Mary (Stephanie Holladay Earl) backed by the Doo Wop Girls, Zoe Speas (left) and Susie Parr, lectures her ex-fiancé when they meet by chance one year after their break-up on Thanksgiving in the American Shakespeare Center's production of Ginna Hoben's The Twelve Dates of Christmas at the Blackfriars Playhouse. Photo by Lindsey Walters, American Shakespeare Center.

They join the action when she encounters her ex-fiancé, rooting her on during her great speech about how he is a dog—"Except dogs are loving and loyal," a line Mary stole from her one-time rival Maggie. But this speech is all in her imagination. In reality, Mary agrees to join him for coffee, listens to his mea culpas over too many cuppas, and when he invites her to join him for Thanksgiving Day, she's about to agree when the Doo-Wop Girls join in on a solid right hook to Mary's jaw.

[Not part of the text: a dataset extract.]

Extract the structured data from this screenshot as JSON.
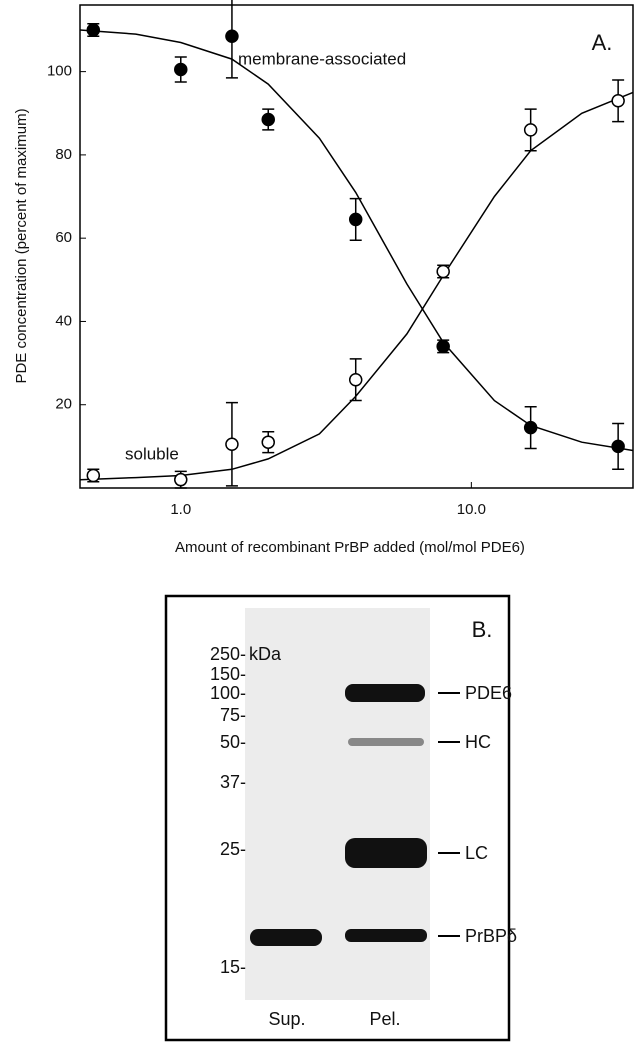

I'll not spoil the rest, except to say that the play gets beyond this second Thanksgiving to a second Christmas. Though this play runs through every American holiday (even Labor Day, which Mary spent in a Vermont cabin with eight lesbians and a dog), it ends as a Christmas story. It is through her playing the Ghost of Christmas Past in a production of Charles Dickens' A Christmas Carol (and Holladay Earl does, indeed, play that part in ASC's production, as did Hoben before her) that Mary finds true love. The 5-year-old boy playing Tiny Tim—whom Mary affectionately calls Tater Tot—never fails to get coos from the audience in Holladay Earl's portrayal of him. And it is on Christmas day, when Mary lets go of attempting to manage the emotional tides of her life, that she not only finds peace but understanding, and perhaps—perhaps—Mr. Right in a man she had earlier dismissed as Mr. All-Wrong.

Since its premiere on this stage five years ago, The Twelve Dates of Christmas has been produced 29 times from Birmingham, England, to Shanghai, China. Clearly, the script stands up and could yet end up an annual holiday classic, as it has become at the Blackfriars Playhouse. Clearly, as Holladay Earl and Hoben before her demonstrate, Twelve Dates exceeds the experience of one woman.